FOOP meanwhile (the fear of overpaying, or that a property would fall in value post-purchase) is still strong among buyers.

The phase out of mortgage interest deductibility is likely to lead Brianna Kerridge to sell one of her properties, unless National returns.

Since March 2022 FOOP has been at the forefront of between 60% and 70% of buyers’ minds, and in April, it still sat at 68%, suggesting buyers still believed the market was overpriced.

That might not be surprising, given prices are still $194,000 higher than pre-Covid, inflation is still running high at over 6% (more than double its maximum target rate), and the prospect of a recession is still looming.

Real estate agents also appeared to share buyers’ sentiment, with a net 58% believing house prices would continue to fall.

The upcoming inflection point

Arguing over the impact of recent changes in lending rules, interest rates, and market conditions may miss the biggest factor that is holding prices frozen – the October election.
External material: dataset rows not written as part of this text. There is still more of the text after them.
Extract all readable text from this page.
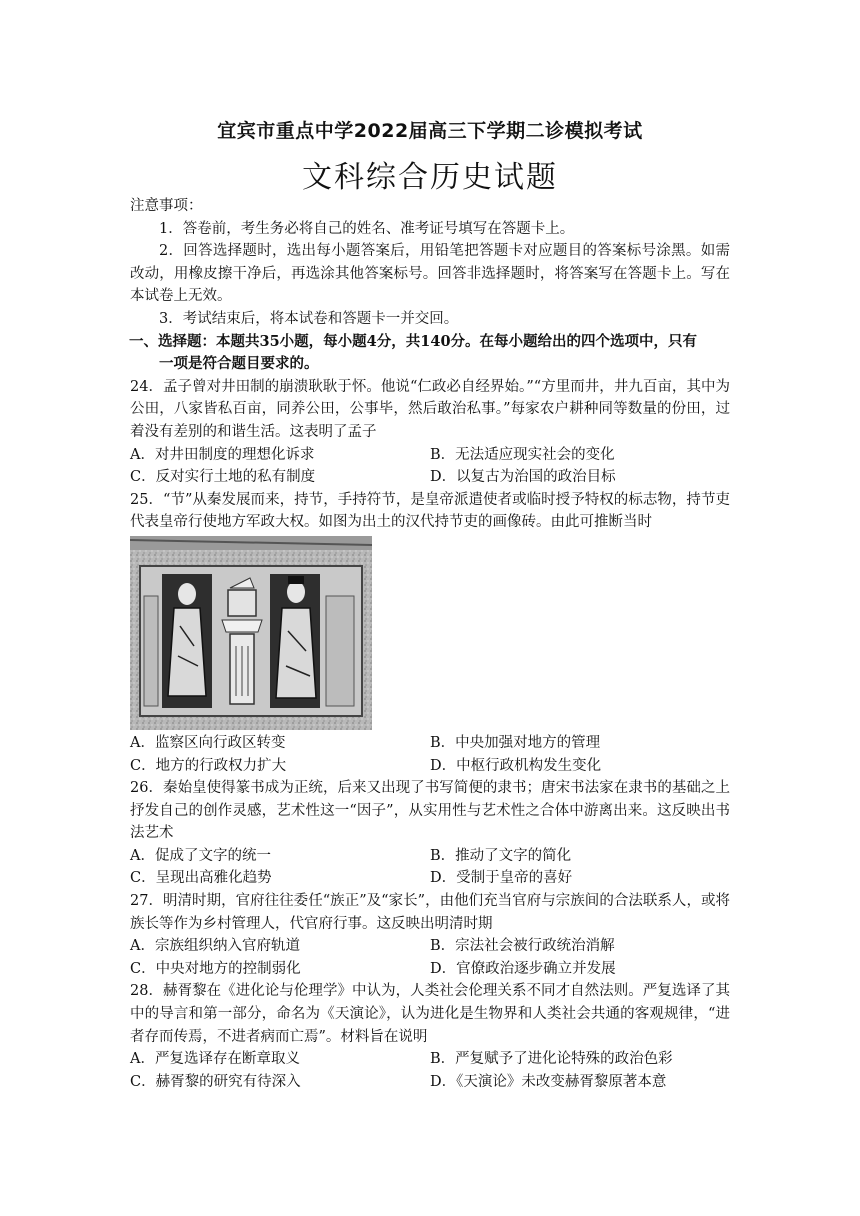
宜宾市重点中学2022届高三下学期二诊模拟考试
文科综合历史试题
注意事项：
1．答卷前，考生务必将自己的姓名、准考证号填写在答题卡上。
2．回答选择题时，选出每小题答案后，用铅笔把答题卡对应题目的答案标号涂黑。如需改动，用橡皮擦干净后，再选涂其他答案标号。回答非选择题时，将答案写在答题卡上。写在本试卷上无效。
3．考试结束后，将本试卷和答题卡一并交回。
一、选择题：本题共35小题，每小题4分，共140分。在每小题给出的四个选项中，只有
一项是符合题目要求的。
24．孟子曾对井田制的崩溃耿耿于怀。他说“仁政必自经界始。”“方里而井，井九百亩，其中为公田，八家皆私百亩，同养公田，公事毕，然后敢治私事。”每家农户耕种同等数量的份田，过着没有差别的和谐生活。这表明了孟子
A．对井田制度的理想化诉求	B．无法适应现实社会的变化
C．反对实行土地的私有制度	D．以复古为治国的政治目标
25．“节”从秦发展而来，持节，手持符节，是皇帝派遣使者或临时授予特权的标志物，持节吏代表皇帝行使地方军政大权。如图为出土的汉代持节吏的画像砖。由此可推断当时
A．监察区向行政区转变	B．中央加强对地方的管理
C．地方的行政权力扩大	D．中枢行政机构发生变化
26．秦始皇使得篆书成为正统，后来又出现了书写简便的隶书；唐宋书法家在隶书的基础之上抒发自己的创作灵感，艺术性这一“因子”，从实用性与艺术性之合体中游离出来。这反映出书法艺术
A．促成了文字的统一	B．推动了文字的简化
C．呈现出高雅化趋势	D．受制于皇帝的喜好
27．明清时期，官府往往委任“族正”及“家长”，由他们充当官府与宗族间的合法联系人，或将族长等作为乡村管理人，代官府行事。这反映出明清时期
A．宗族组织纳入官府轨道	B．宗法社会被行政统治消解
C．中央对地方的控制弱化	D．官僚政治逐步确立并发展
28．赫胥黎在《进化论与伦理学》中认为，人类社会伦理关系不同才自然法则。严复选译了其中的导言和第一部分，命名为《天演论》，认为进化是生物界和人类社会共通的客观规律，“进者存而传焉，不进者病而亡焉”。材料旨在说明
A．严复选译存在断章取义	B．严复赋予了进化论特殊的政治色彩
C．赫胥黎的研究有待深入	D．《天演论》未改变赫胥黎原著本意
There is mounting evidence that sellers, and particularly investors, are holding back from listing their properties in the hope that National will get back into power, but will sell if Labour remains in power.

National has promised to return a key tax advantage to investors, and pull the bright-line test back to two years, effectively making any tax on capital gain easily avoidable.

The election is shaping up as an inflection point, with prices likely to be weaker under Labour, as the party intends to stick to its phase-out of interest deductibility for investors, and firmer under National.